The new site is at stanfordconference.webex.com.
We encourage you to give it a try. We've loaded in approximately 15,000 faculty
and staff SUNet IDs. We did not attempt to integrate WebAuth for this pilot,
but plan to do so depending on the ultimate outcome. If you'd like to give
it a try, submit a HelpSU request and we'll give you your password.

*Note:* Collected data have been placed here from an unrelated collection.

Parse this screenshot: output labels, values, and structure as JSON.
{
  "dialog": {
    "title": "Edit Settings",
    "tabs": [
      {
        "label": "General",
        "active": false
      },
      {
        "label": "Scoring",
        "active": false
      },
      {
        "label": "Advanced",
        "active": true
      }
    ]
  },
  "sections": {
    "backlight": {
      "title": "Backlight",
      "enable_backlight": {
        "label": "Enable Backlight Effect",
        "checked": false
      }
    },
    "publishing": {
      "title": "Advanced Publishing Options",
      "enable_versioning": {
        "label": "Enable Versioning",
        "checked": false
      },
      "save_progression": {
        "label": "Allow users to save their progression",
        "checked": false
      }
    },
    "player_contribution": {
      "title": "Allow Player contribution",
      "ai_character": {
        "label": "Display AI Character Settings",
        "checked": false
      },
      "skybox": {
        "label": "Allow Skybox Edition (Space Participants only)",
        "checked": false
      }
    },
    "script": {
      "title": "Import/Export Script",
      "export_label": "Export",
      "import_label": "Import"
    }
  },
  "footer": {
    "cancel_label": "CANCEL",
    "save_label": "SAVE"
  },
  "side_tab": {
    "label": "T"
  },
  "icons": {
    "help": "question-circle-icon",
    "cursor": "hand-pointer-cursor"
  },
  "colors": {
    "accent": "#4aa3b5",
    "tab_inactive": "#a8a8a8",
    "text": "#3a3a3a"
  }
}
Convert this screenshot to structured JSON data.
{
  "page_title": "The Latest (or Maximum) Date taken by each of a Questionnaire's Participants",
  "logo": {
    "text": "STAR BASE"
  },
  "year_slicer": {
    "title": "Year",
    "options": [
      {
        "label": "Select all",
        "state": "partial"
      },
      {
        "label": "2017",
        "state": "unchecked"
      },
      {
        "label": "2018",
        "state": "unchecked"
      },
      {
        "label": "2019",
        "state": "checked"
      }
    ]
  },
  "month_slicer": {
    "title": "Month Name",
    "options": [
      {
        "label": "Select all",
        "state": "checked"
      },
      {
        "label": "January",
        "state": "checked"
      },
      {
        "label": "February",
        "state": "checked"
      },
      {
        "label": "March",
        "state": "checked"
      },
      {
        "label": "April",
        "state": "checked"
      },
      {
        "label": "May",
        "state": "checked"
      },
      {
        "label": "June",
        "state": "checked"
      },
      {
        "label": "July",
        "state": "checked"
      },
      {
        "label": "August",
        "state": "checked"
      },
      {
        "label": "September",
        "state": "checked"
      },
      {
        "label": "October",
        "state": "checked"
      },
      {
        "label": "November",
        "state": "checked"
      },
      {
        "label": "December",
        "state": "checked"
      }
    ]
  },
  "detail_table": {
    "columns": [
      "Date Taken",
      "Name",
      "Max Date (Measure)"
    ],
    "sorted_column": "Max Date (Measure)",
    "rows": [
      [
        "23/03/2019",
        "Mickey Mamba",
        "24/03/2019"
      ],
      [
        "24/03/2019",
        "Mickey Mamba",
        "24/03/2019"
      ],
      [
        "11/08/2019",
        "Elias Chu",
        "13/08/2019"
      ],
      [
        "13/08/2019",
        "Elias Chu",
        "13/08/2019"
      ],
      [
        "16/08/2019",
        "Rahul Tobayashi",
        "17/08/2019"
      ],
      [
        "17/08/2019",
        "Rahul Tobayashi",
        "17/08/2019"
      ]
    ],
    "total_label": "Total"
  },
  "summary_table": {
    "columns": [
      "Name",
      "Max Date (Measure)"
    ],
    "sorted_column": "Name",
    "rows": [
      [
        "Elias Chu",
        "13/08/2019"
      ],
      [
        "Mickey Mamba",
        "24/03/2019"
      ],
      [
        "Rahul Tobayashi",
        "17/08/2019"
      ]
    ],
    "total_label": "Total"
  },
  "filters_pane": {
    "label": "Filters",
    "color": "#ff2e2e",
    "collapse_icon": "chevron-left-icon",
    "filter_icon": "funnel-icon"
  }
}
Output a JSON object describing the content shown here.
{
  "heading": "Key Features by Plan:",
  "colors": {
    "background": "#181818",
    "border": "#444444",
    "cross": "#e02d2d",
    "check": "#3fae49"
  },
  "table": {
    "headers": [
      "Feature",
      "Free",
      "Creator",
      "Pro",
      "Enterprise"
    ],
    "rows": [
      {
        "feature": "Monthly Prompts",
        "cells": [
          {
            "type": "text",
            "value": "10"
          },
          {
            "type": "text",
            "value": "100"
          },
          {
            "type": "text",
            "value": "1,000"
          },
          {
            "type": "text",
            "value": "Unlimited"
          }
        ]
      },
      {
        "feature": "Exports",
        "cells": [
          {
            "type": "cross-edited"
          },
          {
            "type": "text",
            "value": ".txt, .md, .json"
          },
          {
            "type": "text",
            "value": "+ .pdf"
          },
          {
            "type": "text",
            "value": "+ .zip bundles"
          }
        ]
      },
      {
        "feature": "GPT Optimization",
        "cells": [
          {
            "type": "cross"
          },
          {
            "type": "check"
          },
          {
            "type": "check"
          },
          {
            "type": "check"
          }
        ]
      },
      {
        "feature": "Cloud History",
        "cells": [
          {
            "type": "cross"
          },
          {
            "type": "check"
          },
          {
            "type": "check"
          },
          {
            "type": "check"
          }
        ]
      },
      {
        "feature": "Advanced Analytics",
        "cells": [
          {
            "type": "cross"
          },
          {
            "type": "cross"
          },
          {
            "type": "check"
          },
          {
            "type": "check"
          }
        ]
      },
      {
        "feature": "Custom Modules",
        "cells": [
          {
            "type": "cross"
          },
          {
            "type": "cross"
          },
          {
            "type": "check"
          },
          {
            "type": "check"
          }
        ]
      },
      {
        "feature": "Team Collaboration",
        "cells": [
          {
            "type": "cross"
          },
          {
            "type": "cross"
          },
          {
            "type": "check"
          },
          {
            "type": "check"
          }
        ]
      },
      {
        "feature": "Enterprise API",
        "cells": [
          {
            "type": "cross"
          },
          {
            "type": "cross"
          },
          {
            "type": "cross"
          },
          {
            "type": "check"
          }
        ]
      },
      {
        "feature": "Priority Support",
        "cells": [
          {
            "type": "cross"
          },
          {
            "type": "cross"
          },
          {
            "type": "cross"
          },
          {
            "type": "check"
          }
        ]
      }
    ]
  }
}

Stanford's System Governance Group, as part of the Work Anywhere Toolkit project funding, has enabled this pilot for faculty and staff to use the Cisco WebEx Meeting Center software to conduct online meetings and collaboration sessions. The purpose of the pilot is to assess the suitability of this software to increase campus efficiency by enabling virtual meetings, desktop video-conferencing, and integrated web- and audio-conferencing, thereby reducing campus travel time and expense and supporting those who work in alternate work locations (Stanford@Menlo Park, Stanford@Porter Drive, work at home, etc.).
The pilot will allow us to gauge demand for these online tools and assess what issues faculty and staff have with working online in this manner. This capability is present in most companies these days, and the Work Anywhere Program feels that now is the time to assess the benefits of making these tools easily available to our campus community.